Setiap kali akan memesan makanan melalui aplikasi GoFood, begitu sudah memilih menu yang diinginkan, kebanyakan di antara kita pasti akan lebih dahulu melihat rating-nya. Selanjutnya membaca komentar-komentarnya. Setelah kita yakin dengan rating dan berbagai komentarnya, baru lah diklik untuk memilih menu yang akan dipesan.
Perilaku seperti ini juga diterapkan saat akan memilih hotel di daerah yang akan dituju. Dilihat rating-nya terlebih dahulu, kemudian membaca berbagai komentar-komentarnya. Baru kemudian dipilih.

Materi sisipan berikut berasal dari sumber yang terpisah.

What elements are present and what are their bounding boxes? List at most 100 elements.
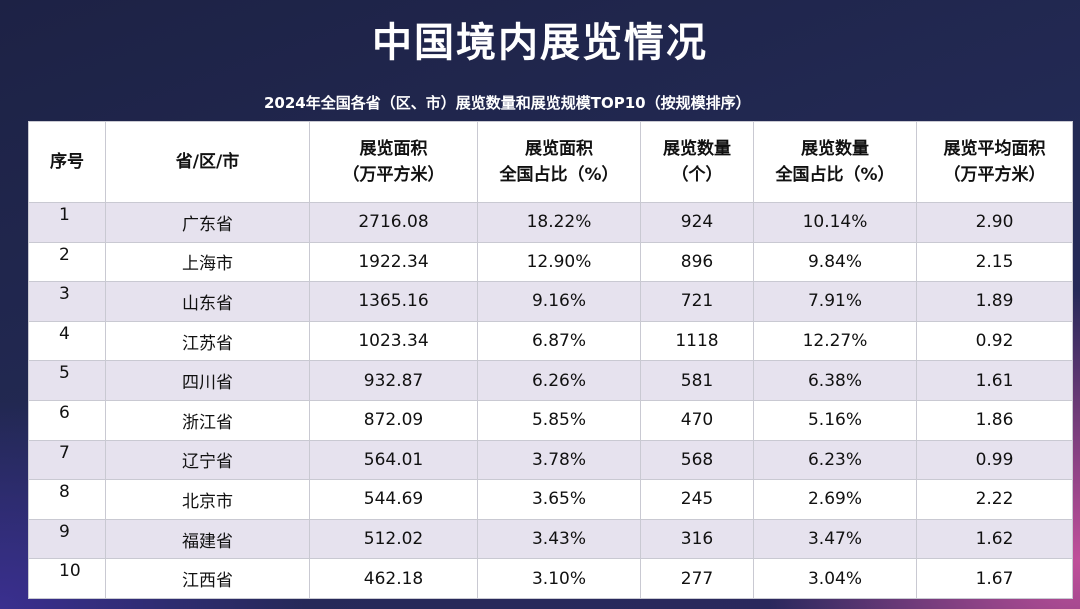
table-cell: 6.26% — [477, 360, 641, 401]
column-header-line: （个） — [671, 165, 723, 185]
table-row: 10 江西省 462.18 3.10% 277 3.04% 1.67 — [28, 558, 1073, 599]
table-cell: 1023.34 — [309, 320, 478, 362]
column-header: 展览面积全国占比（%） — [477, 121, 641, 203]
table-cell: 山东省 — [105, 281, 310, 322]
table-row: 2 上海市 1922.34 12.90% 896 9.84% 2.15 — [28, 241, 1073, 283]
table-cell: 0.92 — [916, 320, 1073, 362]
table-cell: 福建省 — [105, 518, 310, 560]
table-cell: 3.04% — [753, 558, 917, 599]
table-row: 3 山东省 1365.16 9.16% 721 7.91% 1.89 — [28, 281, 1073, 322]
table-cell: 江西省 — [105, 558, 310, 599]
table-cell: 9.16% — [477, 281, 641, 322]
table-cell: 2.22 — [916, 479, 1073, 520]
table-cell: 872.09 — [309, 399, 478, 441]
table-row: 9 福建省 512.02 3.43% 316 3.47% 1.62 — [28, 518, 1073, 560]
table-cell: 2.90 — [916, 202, 1073, 243]
table-cell: 1.89 — [916, 281, 1073, 322]
table-cell: 564.01 — [309, 439, 478, 481]
table-cell: 1.86 — [916, 399, 1073, 441]
table-cell: 北京市 — [105, 479, 310, 520]
table-cell: 江苏省 — [105, 320, 310, 362]
table-cell: 3.43% — [477, 518, 641, 560]
column-header: 省/区/市 — [105, 121, 310, 203]
exhibition-table: 序号 省/区/市 展览面积 （万平方米） 展览面积全国占比（%） 展览数量 （个） 展览数量全… — [28, 121, 1073, 599]
table-cell: 721 — [640, 281, 754, 322]
table-cell: 上海市 — [105, 241, 310, 283]
table-cell: 932.87 — [309, 360, 478, 401]
table-cell: 12.90% — [477, 241, 641, 283]
table-cell: 5.16% — [753, 399, 917, 441]
table-row: 5 四川省 932.87 6.26% 581 6.38% 1.61 — [28, 360, 1073, 401]
column-header-line: 展览平均面积 — [943, 139, 1046, 159]
table-cell: 1118 — [640, 320, 754, 362]
table-cell: 1 — [28, 202, 106, 243]
table-cell: 512.02 — [309, 518, 478, 560]
table-row: 7 辽宁省 564.01 3.78% 568 6.23% 0.99 — [28, 439, 1073, 481]
table-cell: 5.85% — [477, 399, 641, 441]
column-header-line: 序号 — [50, 152, 84, 172]
table-cell: 924 — [640, 202, 754, 243]
table-cell: 6.38% — [753, 360, 917, 401]
table-cell: 3.65% — [477, 479, 641, 520]
table-cell: 1922.34 — [309, 241, 478, 283]
table-cell: 2.15 — [916, 241, 1073, 283]
table-cell: 1.61 — [916, 360, 1073, 401]
column-header: 展览平均面积 （万平方米） — [916, 121, 1073, 203]
table-cell: 0.99 — [916, 439, 1073, 481]
column-header-line: 省/区/市 — [175, 152, 240, 172]
column-header-line: （万平方米） — [943, 165, 1046, 185]
table-cell: 568 — [640, 439, 754, 481]
table-cell: 277 — [640, 558, 754, 599]
table-cell: 544.69 — [309, 479, 478, 520]
data-table-container: 序号 省/区/市 展览面积 （万平方米） 展览面积全国占比（%） 展览数量 （个） 展览数量全… — [28, 121, 1073, 599]
column-header-line: （万平方米） — [342, 165, 445, 185]
table-cell: 462.18 — [309, 558, 478, 599]
column-header-line: 展览数量 — [663, 139, 731, 159]
table-cell: 10 — [28, 558, 106, 599]
column-header-line: 展览面积 — [359, 139, 428, 159]
table-cell: 广东省 — [105, 202, 310, 243]
table-cell: 3.78% — [477, 439, 641, 481]
table-cell: 3 — [28, 281, 106, 322]
table-cell: 470 — [640, 399, 754, 441]
page-title: 中国境内展览情况 — [372, 20, 708, 66]
table-cell: 8 — [28, 479, 106, 520]
table-cell: 1365.16 — [309, 281, 478, 322]
table-subtitle: 2024年全国各省（区、市）展览数量和展览规模TOP10（按规模排序） — [264, 94, 751, 112]
table-body: 1 广东省 2716.08 18.22% 924 10.14% 2.90 2 上海市 1922.3… — [28, 202, 1073, 599]
column-header: 展览面积 （万平方米） — [309, 121, 478, 203]
table-cell: 10.14% — [753, 202, 917, 243]
table-cell: 3.10% — [477, 558, 641, 599]
column-header: 序号 — [28, 121, 106, 203]
table-row: 4 江苏省 1023.34 6.87% 1118 12.27% 0.92 — [28, 320, 1073, 362]
table-cell: 辽宁省 — [105, 439, 310, 481]
table-cell: 6.23% — [753, 439, 917, 481]
table-row: 8 北京市 544.69 3.65% 245 2.69% 2.22 — [28, 479, 1073, 520]
column-header-line: 展览面积 — [525, 139, 593, 159]
table-cell: 18.22% — [477, 202, 641, 243]
table-cell: 浙江省 — [105, 399, 310, 441]
column-header: 展览数量全国占比（%） — [753, 121, 917, 203]
table-cell: 四川省 — [105, 360, 310, 401]
table-cell: 245 — [640, 479, 754, 520]
table-cell: 4 — [28, 320, 106, 362]
table-cell: 12.27% — [753, 320, 917, 362]
column-header-line: 全国占比（%） — [775, 165, 895, 185]
table-row: 6 浙江省 872.09 5.85% 470 5.16% 1.86 — [28, 399, 1073, 441]
table-cell: 7 — [28, 439, 106, 481]
column-header-line: 全国占比（%） — [499, 165, 619, 185]
column-header: 展览数量 （个） — [640, 121, 754, 203]
table-cell: 2716.08 — [309, 202, 478, 243]
table-cell: 2 — [28, 241, 106, 283]
table-cell: 2.69% — [753, 479, 917, 520]
table-cell: 6 — [28, 399, 106, 441]
table-header-row: 序号 省/区/市 展览面积 （万平方米） 展览面积全国占比（%） 展览数量 （个） 展览数量全… — [28, 121, 1073, 203]
table-cell: 6.87% — [477, 320, 641, 362]
table-cell: 5 — [28, 360, 106, 401]
table-cell: 7.91% — [753, 281, 917, 322]
table-cell: 1.62 — [916, 518, 1073, 560]
column-header-line: 展览数量 — [801, 139, 869, 159]
table-cell: 9.84% — [753, 241, 917, 283]
table-cell: 581 — [640, 360, 754, 401]
table-row: 1 广东省 2716.08 18.22% 924 10.14% 2.90 — [28, 202, 1073, 243]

Anda pecinta sinetron di televisi? Panjang-pendeknya durasi episode dari sebuah judul sinetron, sangat tergantung dari seberapa tinggi rating (Nielsen) dari sinetron tersebut. Para pemasang iklan juga akan melihat rating dari sinetron sebelum memutuskan untuk pasang iklan di sinetron itu. Semakin stabil angka rating sebuah judul sinetron di kisaran yang tinggi, maka akan semakin banyak iklan yang dipasang di sinetron itu. Otomatis, durasi episode sinetron pun akan dibikin panjang. Bisa sampai ratusan bahkan hingga ribuan episode. Sinetron “Tersanjung”, bisa bertahan hingga tujuh tahun.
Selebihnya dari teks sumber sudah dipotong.